During the last two elections as the economy has stagnated, those who have lost their jobs have actually voted at a higher rate than the employed, according to national research being developed by Matthew Incantulpo, a graduate student at Princeton University.
UNHAPPY WITH STATUS QUO
He found that those who lost their jobs before the 2008 and 2010 elections had turnout rates roughly 7 percentage points higher than a control group of voters who lost their jobs shortly after the election. In 1996, when the economy was healthy, the newly unemployed had turnout rates 10 percentage points lower than the control group.
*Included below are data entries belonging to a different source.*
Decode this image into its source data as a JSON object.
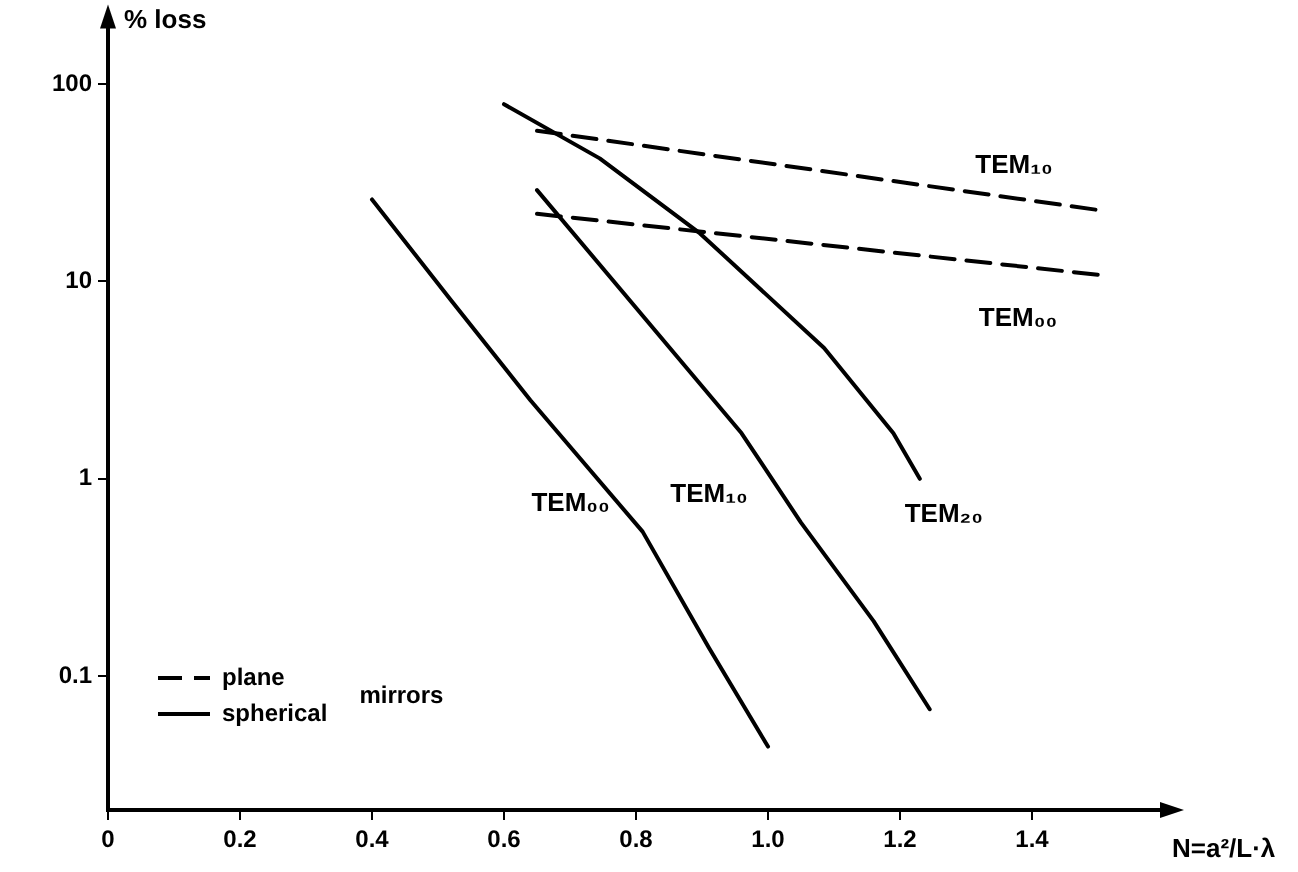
{
  "chart_data": {
    "type": "line",
    "xlabel": "N=a²/L·λ",
    "ylabel": "% loss",
    "legend_title": "mirrors",
    "legend": "bottom left",
    "log": "y",
    "grid": false,
    "marker": "none",
    "xlim": [
      0,
      1.6
    ],
    "ylim": [
      0.021,
      210
    ],
    "xticks": [
      0,
      0.2,
      0.4,
      0.6,
      0.8,
      {
        "value": 1,
        "label": "1.0"
      },
      1.2,
      1.4
    ],
    "yticks": [
      0.1,
      1,
      10,
      100
    ],
    "series": [
      {
        "name": "plane",
        "color": "#000000",
        "line_style": "dashed",
        "x": [
          0.65,
          1.5
        ],
        "values": [
          58,
          23
        ]
      },
      {
        "color": "#000000",
        "line_style": "dashed",
        "x": [
          0.65,
          1.5
        ],
        "values": [
          22,
          10.8
        ]
      },
      {
        "name": "spherical",
        "color": "#000000",
        "line_style": "solid",
        "x": [
          0.4,
          0.52,
          0.64,
          0.81,
          0.91,
          1.0
        ],
        "values": [
          26,
          8,
          2.5,
          0.54,
          0.14,
          0.044
        ]
      },
      {
        "color": "#000000",
        "line_style": "solid",
        "x": [
          0.65,
          0.96,
          1.05,
          1.16,
          1.245
        ],
        "values": [
          29,
          1.7,
          0.6,
          0.19,
          0.068
        ]
      },
      {
        "color": "#000000",
        "line_style": "solid",
        "x": [
          0.6,
          0.745,
          0.897,
          1.085,
          1.19,
          1.23
        ],
        "values": [
          79,
          42,
          17.5,
          4.6,
          1.7,
          1.0
        ]
      }
    ],
    "annotations": [
      "TEM₁₀",
      "TEM₀₀",
      "TEM₀₀",
      "TEM₁₀",
      "TEM₂₀"
    ]
  }
}
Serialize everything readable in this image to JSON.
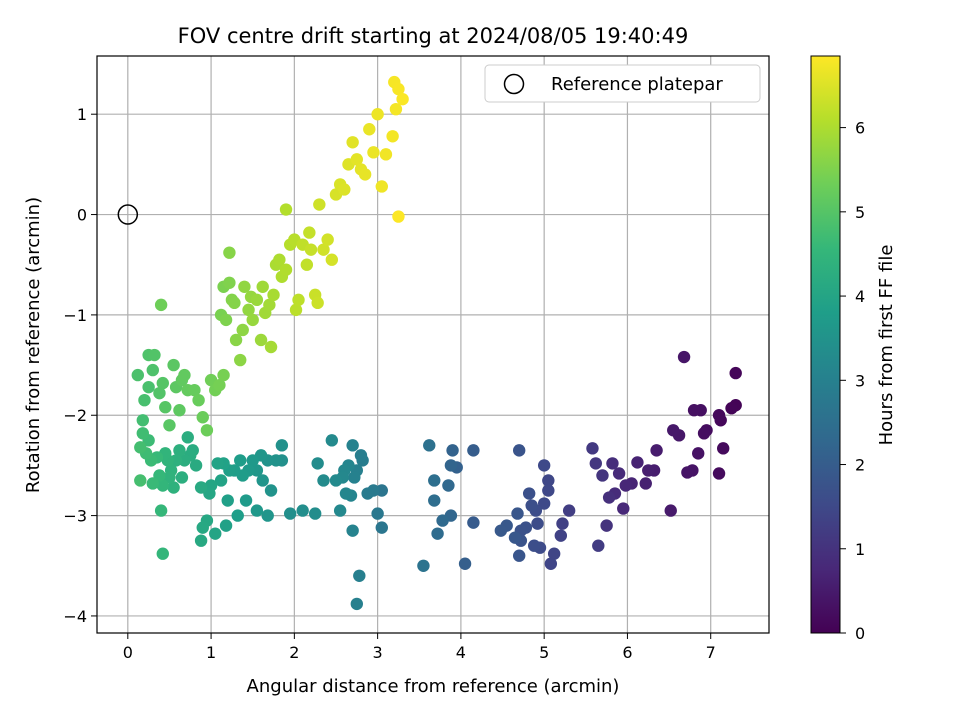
{
  "chart_data": {
    "type": "scatter",
    "title": "FOV centre drift starting at 2024/08/05 19:40:49",
    "xlabel": "Angular distance from reference (arcmin)",
    "ylabel": "Rotation from reference (arcmin)",
    "xlim": [
      -0.37,
      7.7
    ],
    "ylim": [
      -4.17,
      1.58
    ],
    "xticks": [
      "0",
      "1",
      "2",
      "3",
      "4",
      "5",
      "6",
      "7"
    ],
    "yticks": [
      "−4",
      "−3",
      "−2",
      "−1",
      "0",
      "1"
    ],
    "grid": true,
    "legend": {
      "position": "top-right",
      "label": "Reference platepar"
    },
    "reference_point": {
      "x": 0,
      "y": 0
    },
    "colorbar": {
      "label": "Hours from first FF file",
      "range": [
        0,
        6.85
      ],
      "ticks": [
        "0",
        "1",
        "2",
        "3",
        "4",
        "5",
        "6"
      ],
      "colormap": "viridis"
    },
    "points": [
      [
        7.3,
        -1.9,
        0.05
      ],
      [
        7.25,
        -1.93,
        0.07
      ],
      [
        7.3,
        -1.58,
        0.1
      ],
      [
        7.12,
        -2.05,
        0.12
      ],
      [
        7.1,
        -2.0,
        0.15
      ],
      [
        7.15,
        -2.33,
        0.17
      ],
      [
        7.1,
        -2.58,
        0.2
      ],
      [
        6.95,
        -2.15,
        0.22
      ],
      [
        6.92,
        -2.18,
        0.25
      ],
      [
        6.88,
        -1.95,
        0.27
      ],
      [
        6.8,
        -1.95,
        0.3
      ],
      [
        6.85,
        -2.38,
        0.33
      ],
      [
        6.78,
        -2.55,
        0.35
      ],
      [
        6.72,
        -2.57,
        0.38
      ],
      [
        6.68,
        -1.42,
        0.4
      ],
      [
        6.62,
        -2.2,
        0.43
      ],
      [
        6.55,
        -2.15,
        0.45
      ],
      [
        6.52,
        -2.95,
        0.48
      ],
      [
        6.35,
        -2.35,
        0.52
      ],
      [
        6.32,
        -2.55,
        0.55
      ],
      [
        6.25,
        -2.55,
        0.58
      ],
      [
        6.22,
        -2.68,
        0.62
      ],
      [
        6.12,
        -2.47,
        0.66
      ],
      [
        6.05,
        -2.68,
        0.7
      ],
      [
        5.98,
        -2.7,
        0.74
      ],
      [
        5.95,
        -2.93,
        0.78
      ],
      [
        5.9,
        -2.58,
        0.82
      ],
      [
        5.85,
        -2.78,
        0.86
      ],
      [
        5.82,
        -2.48,
        0.9
      ],
      [
        5.78,
        -2.82,
        0.95
      ],
      [
        5.75,
        -3.1,
        1.0
      ],
      [
        5.7,
        -2.6,
        1.05
      ],
      [
        5.62,
        -2.48,
        1.1
      ],
      [
        5.58,
        -2.33,
        1.15
      ],
      [
        5.65,
        -3.3,
        1.2
      ],
      [
        5.3,
        -2.95,
        1.25
      ],
      [
        5.22,
        -3.08,
        1.3
      ],
      [
        5.2,
        -3.2,
        1.35
      ],
      [
        5.12,
        -3.38,
        1.4
      ],
      [
        5.08,
        -3.48,
        1.42
      ],
      [
        5.05,
        -2.65,
        1.45
      ],
      [
        5.05,
        -2.75,
        1.48
      ],
      [
        5.0,
        -2.5,
        1.5
      ],
      [
        5.0,
        -2.88,
        1.52
      ],
      [
        4.95,
        -3.32,
        1.55
      ],
      [
        4.92,
        -3.08,
        1.58
      ],
      [
        4.9,
        -2.95,
        1.6
      ],
      [
        4.88,
        -3.3,
        1.62
      ],
      [
        4.85,
        -2.9,
        1.65
      ],
      [
        4.82,
        -2.78,
        1.68
      ],
      [
        4.78,
        -3.12,
        1.7
      ],
      [
        4.72,
        -3.15,
        1.72
      ],
      [
        4.72,
        -3.25,
        1.75
      ],
      [
        4.7,
        -2.35,
        1.78
      ],
      [
        4.7,
        -3.4,
        1.8
      ],
      [
        4.68,
        -2.98,
        1.82
      ],
      [
        4.65,
        -3.22,
        1.85
      ],
      [
        4.55,
        -3.1,
        1.87
      ],
      [
        4.48,
        -3.15,
        1.9
      ],
      [
        4.15,
        -3.07,
        1.95
      ],
      [
        4.15,
        -2.35,
        2.0
      ],
      [
        4.05,
        -3.48,
        2.05
      ],
      [
        3.95,
        -2.52,
        2.1
      ],
      [
        3.9,
        -2.35,
        2.15
      ],
      [
        3.88,
        -2.5,
        2.2
      ],
      [
        3.88,
        -3.0,
        2.25
      ],
      [
        3.85,
        -2.7,
        2.3
      ],
      [
        3.78,
        -3.05,
        2.35
      ],
      [
        3.72,
        -3.18,
        2.4
      ],
      [
        3.68,
        -2.85,
        2.45
      ],
      [
        3.68,
        -2.65,
        2.5
      ],
      [
        3.62,
        -2.3,
        2.55
      ],
      [
        3.55,
        -3.5,
        2.6
      ],
      [
        3.05,
        -2.75,
        2.65
      ],
      [
        3.05,
        -3.12,
        2.7
      ],
      [
        3.0,
        -2.98,
        2.75
      ],
      [
        2.95,
        -2.75,
        2.8
      ],
      [
        2.88,
        -2.78,
        2.85
      ],
      [
        2.82,
        -2.45,
        2.9
      ],
      [
        2.8,
        -2.4,
        2.92
      ],
      [
        2.78,
        -3.6,
        2.95
      ],
      [
        2.75,
        -3.88,
        2.98
      ],
      [
        2.75,
        -2.55,
        3.0
      ],
      [
        2.72,
        -2.62,
        3.02
      ],
      [
        2.7,
        -2.3,
        3.05
      ],
      [
        2.7,
        -3.15,
        3.07
      ],
      [
        2.68,
        -2.8,
        3.1
      ],
      [
        2.65,
        -2.5,
        3.12
      ],
      [
        2.62,
        -2.78,
        3.15
      ],
      [
        2.6,
        -2.55,
        3.17
      ],
      [
        2.58,
        -2.62,
        3.2
      ],
      [
        2.55,
        -2.95,
        3.22
      ],
      [
        2.5,
        -2.65,
        3.25
      ],
      [
        2.45,
        -2.25,
        3.27
      ],
      [
        2.35,
        -2.65,
        3.3
      ],
      [
        2.28,
        -2.48,
        3.32
      ],
      [
        2.25,
        -2.98,
        3.35
      ],
      [
        2.1,
        -2.95,
        3.37
      ],
      [
        1.95,
        -2.98,
        3.4
      ],
      [
        1.85,
        -2.45,
        3.42
      ],
      [
        1.85,
        -2.3,
        3.45
      ],
      [
        1.78,
        -2.45,
        3.47
      ],
      [
        1.72,
        -2.75,
        3.5
      ],
      [
        1.68,
        -2.45,
        3.52
      ],
      [
        1.68,
        -3.0,
        3.55
      ],
      [
        1.62,
        -2.65,
        3.57
      ],
      [
        1.6,
        -2.4,
        3.6
      ],
      [
        1.55,
        -2.55,
        3.62
      ],
      [
        1.55,
        -2.95,
        3.65
      ],
      [
        1.5,
        -2.45,
        3.67
      ],
      [
        1.45,
        -2.55,
        3.7
      ],
      [
        1.42,
        -2.85,
        3.72
      ],
      [
        1.38,
        -2.6,
        3.75
      ],
      [
        1.35,
        -2.45,
        3.77
      ],
      [
        1.32,
        -3.0,
        3.8
      ],
      [
        1.28,
        -2.55,
        3.82
      ],
      [
        1.22,
        -2.55,
        3.85
      ],
      [
        1.2,
        -2.85,
        3.87
      ],
      [
        1.18,
        -3.1,
        3.9
      ],
      [
        1.15,
        -2.48,
        3.92
      ],
      [
        1.12,
        -2.65,
        3.95
      ],
      [
        1.08,
        -2.48,
        3.97
      ],
      [
        1.05,
        -3.18,
        4.0
      ],
      [
        1.0,
        -2.7,
        4.02
      ],
      [
        0.98,
        -2.78,
        4.05
      ],
      [
        0.95,
        -3.05,
        4.07
      ],
      [
        0.9,
        -3.12,
        4.1
      ],
      [
        0.88,
        -3.25,
        4.12
      ],
      [
        0.88,
        -2.72,
        4.15
      ],
      [
        0.82,
        -2.5,
        4.17
      ],
      [
        0.78,
        -2.35,
        4.2
      ],
      [
        0.75,
        -2.4,
        4.22
      ],
      [
        0.72,
        -2.22,
        4.25
      ],
      [
        0.68,
        -2.45,
        4.27
      ],
      [
        0.65,
        -2.62,
        4.3
      ],
      [
        0.62,
        -2.35,
        4.32
      ],
      [
        0.58,
        -2.45,
        4.35
      ],
      [
        0.55,
        -2.72,
        4.37
      ],
      [
        0.52,
        -2.55,
        4.4
      ],
      [
        0.5,
        -2.62,
        4.42
      ],
      [
        0.48,
        -2.45,
        4.45
      ],
      [
        0.45,
        -2.38,
        4.47
      ],
      [
        0.42,
        -2.7,
        4.5
      ],
      [
        0.42,
        -3.38,
        4.52
      ],
      [
        0.4,
        -2.95,
        4.55
      ],
      [
        0.38,
        -2.6,
        4.57
      ],
      [
        0.35,
        -2.42,
        4.6
      ],
      [
        0.3,
        -2.68,
        4.62
      ],
      [
        0.28,
        -2.45,
        4.65
      ],
      [
        0.25,
        -2.25,
        4.67
      ],
      [
        0.22,
        -2.38,
        4.7
      ],
      [
        0.18,
        -2.18,
        4.72
      ],
      [
        0.18,
        -2.05,
        4.75
      ],
      [
        0.15,
        -2.32,
        4.77
      ],
      [
        0.15,
        -2.65,
        4.8
      ],
      [
        0.2,
        -1.85,
        4.82
      ],
      [
        0.25,
        -1.72,
        4.85
      ],
      [
        0.12,
        -1.6,
        4.87
      ],
      [
        0.3,
        -1.55,
        4.9
      ],
      [
        0.25,
        -1.4,
        4.92
      ],
      [
        0.32,
        -1.4,
        4.95
      ],
      [
        0.38,
        -1.78,
        4.97
      ],
      [
        0.42,
        -1.68,
        5.0
      ],
      [
        0.45,
        -1.92,
        5.02
      ],
      [
        0.5,
        -2.1,
        5.05
      ],
      [
        0.55,
        -1.5,
        5.07
      ],
      [
        0.58,
        -1.72,
        5.1
      ],
      [
        0.62,
        -1.95,
        5.12
      ],
      [
        0.65,
        -1.65,
        5.15
      ],
      [
        0.68,
        -1.6,
        5.17
      ],
      [
        0.72,
        -1.75,
        5.2
      ],
      [
        0.8,
        -1.75,
        5.22
      ],
      [
        0.85,
        -1.85,
        5.25
      ],
      [
        0.9,
        -2.02,
        5.27
      ],
      [
        0.95,
        -2.15,
        5.3
      ],
      [
        0.4,
        -0.9,
        5.32
      ],
      [
        1.0,
        -1.65,
        5.35
      ],
      [
        1.05,
        -1.75,
        5.37
      ],
      [
        1.1,
        -1.7,
        5.4
      ],
      [
        1.15,
        -1.6,
        5.42
      ],
      [
        1.12,
        -1.0,
        5.45
      ],
      [
        1.15,
        -0.72,
        5.47
      ],
      [
        1.18,
        -1.05,
        5.5
      ],
      [
        1.22,
        -0.68,
        5.52
      ],
      [
        1.25,
        -0.85,
        5.55
      ],
      [
        1.28,
        -0.88,
        5.57
      ],
      [
        1.22,
        -0.38,
        5.6
      ],
      [
        1.3,
        -1.25,
        5.62
      ],
      [
        1.35,
        -1.45,
        5.65
      ],
      [
        1.38,
        -1.15,
        5.67
      ],
      [
        1.4,
        -0.72,
        5.7
      ],
      [
        1.45,
        -0.95,
        5.72
      ],
      [
        1.48,
        -0.82,
        5.75
      ],
      [
        1.5,
        -1.05,
        5.77
      ],
      [
        1.55,
        -0.85,
        5.8
      ],
      [
        1.6,
        -1.25,
        5.82
      ],
      [
        1.62,
        -0.72,
        5.85
      ],
      [
        1.65,
        -0.98,
        5.87
      ],
      [
        1.7,
        -0.9,
        5.9
      ],
      [
        1.72,
        -1.32,
        5.92
      ],
      [
        1.75,
        -0.8,
        5.95
      ],
      [
        1.78,
        -0.5,
        5.97
      ],
      [
        1.82,
        -0.45,
        6.0
      ],
      [
        1.85,
        -0.62,
        6.02
      ],
      [
        1.9,
        -0.55,
        6.05
      ],
      [
        1.9,
        0.05,
        6.07
      ],
      [
        1.95,
        -0.3,
        6.1
      ],
      [
        2.0,
        -0.25,
        6.12
      ],
      [
        2.02,
        -0.95,
        6.15
      ],
      [
        2.05,
        -0.85,
        6.17
      ],
      [
        2.1,
        -0.3,
        6.2
      ],
      [
        2.15,
        -0.5,
        6.22
      ],
      [
        2.18,
        -0.18,
        6.25
      ],
      [
        2.2,
        -0.35,
        6.27
      ],
      [
        2.25,
        -0.8,
        6.3
      ],
      [
        2.28,
        -0.88,
        6.32
      ],
      [
        2.3,
        0.1,
        6.35
      ],
      [
        2.35,
        -0.35,
        6.37
      ],
      [
        2.4,
        -0.25,
        6.4
      ],
      [
        2.45,
        -0.45,
        6.42
      ],
      [
        2.5,
        0.2,
        6.45
      ],
      [
        2.55,
        0.3,
        6.47
      ],
      [
        2.6,
        0.25,
        6.5
      ],
      [
        2.65,
        0.5,
        6.52
      ],
      [
        2.7,
        0.72,
        6.55
      ],
      [
        2.75,
        0.55,
        6.57
      ],
      [
        2.8,
        0.45,
        6.6
      ],
      [
        2.85,
        0.4,
        6.62
      ],
      [
        2.9,
        0.85,
        6.64
      ],
      [
        2.95,
        0.62,
        6.66
      ],
      [
        3.0,
        1.0,
        6.68
      ],
      [
        3.05,
        0.28,
        6.7
      ],
      [
        3.1,
        0.6,
        6.72
      ],
      [
        3.18,
        0.78,
        6.74
      ],
      [
        3.22,
        1.05,
        6.76
      ],
      [
        3.2,
        1.32,
        6.78
      ],
      [
        3.25,
        1.25,
        6.8
      ],
      [
        3.3,
        1.15,
        6.82
      ],
      [
        3.25,
        -0.02,
        6.84
      ]
    ]
  }
}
The economic downturn has hit especially hard among large swaths of the coalition that powered Obama to victory in 2008, and many of those voters could have a hard time squaring his promises of hope and change with their own struggles.
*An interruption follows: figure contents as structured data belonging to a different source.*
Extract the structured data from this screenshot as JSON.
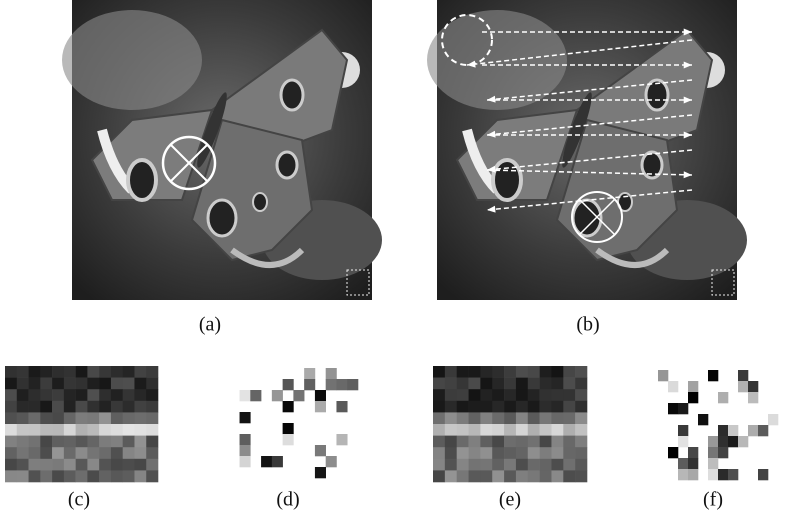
{
  "panels": [
    {
      "label": "(a)"
    },
    {
      "label": "(b)"
    },
    {
      "label": "(c)"
    },
    {
      "label": "(d)"
    },
    {
      "label": "(e)"
    },
    {
      "label": "(f)"
    }
  ]
}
"I don't see any changes he's made that have been positive for people," Howard says as she fills out an application form. "He keeps saying 'more jobs, more jobs,' but I've been out of work for four months and I'm not seeing any improvement."
The shaky economy is expected to be the dominant issue in the November 2012 election. Those who have personal experience with job loss could make up a significantly larger chunk of the electorate than the official 9.1 percent unemployment rate would suggest.
In last year's congressional elections, a historic rout for Obama's Democrats, nearly one in three voters had experienced a job loss in their households, according to exit polls.
Next year's election could see a similar pattern as the jobless rate is projected to remain above 8 percent.
Obama aims to convince voters he is a better bet to boost the economy than his eventual Republican rival. Since September, he has been campaigning on his American Jobs Act, which has been blocked by Republicans in Congress.
"The President brought the economy back from the brink of another depression and he has fought for a fairer economy that rewards hard work and responsibility," said campaign spokesman Ben LaBolt. "He is fighting every day to create jobs and restore economic security for the middle class."
That argument doesn't carry much weight with those at the job fair who backed Obama in 2008.
"He could have done a lot more from what he promised at the beginning and I just haven't seen it happen," says Augistin Zaragosa, 49. "The help that he gave us all a couple years ago, that was basically nothing."
LABOR UNIONS GET INVOLVED
Democrats' traditional allies in the labor movement are trying to mobilize the unemployed.
With the help of the Service Employees International Union, Linda Overby, an out-of-work painter in Las Vegas, has been organizing protests at the local offices of Republican lawmakers who oppose Obama's jobs bill.
Participation has grown as the protests have harnessed the anger many feel about Republican efforts to erode workers' rights, she said, and the Occupy Wall Street has helped to raise awareness as well.
"I am seeing people start to wake up," Overby said.
But increased activism does not necessarily equal increased support for Obama.
The International Association of Machinists counts 10,000 to 15,000 members in its Union of Unemployed, an effort to counteract the sense of isolation that can come with job loss and push for policies that would help those looking for work.
The group views Obama's jobs bill as a mixed bag, and an unscientific survey found widespread dissatisfaction with his presidency, even among Democrats.
"These folks are the swing voters of the next election cycle," said Rick Sloan, the group's executive director. "If they don't see any change in their lives, they're going to vote for a change."
Obama's bill would continue enhanced unemployment benefits in place since 2009 but that would do nothing for those who have been jobless for so long they have already exhausted them, Sloan said.
Sam Guy, a 24-year-old who hopes to find work in the insurance industry, said he hasn't decided how to vote next year. But his enthusiasm for Obama has waned. "I'm not rolling around with a bumper sticker this time," he said.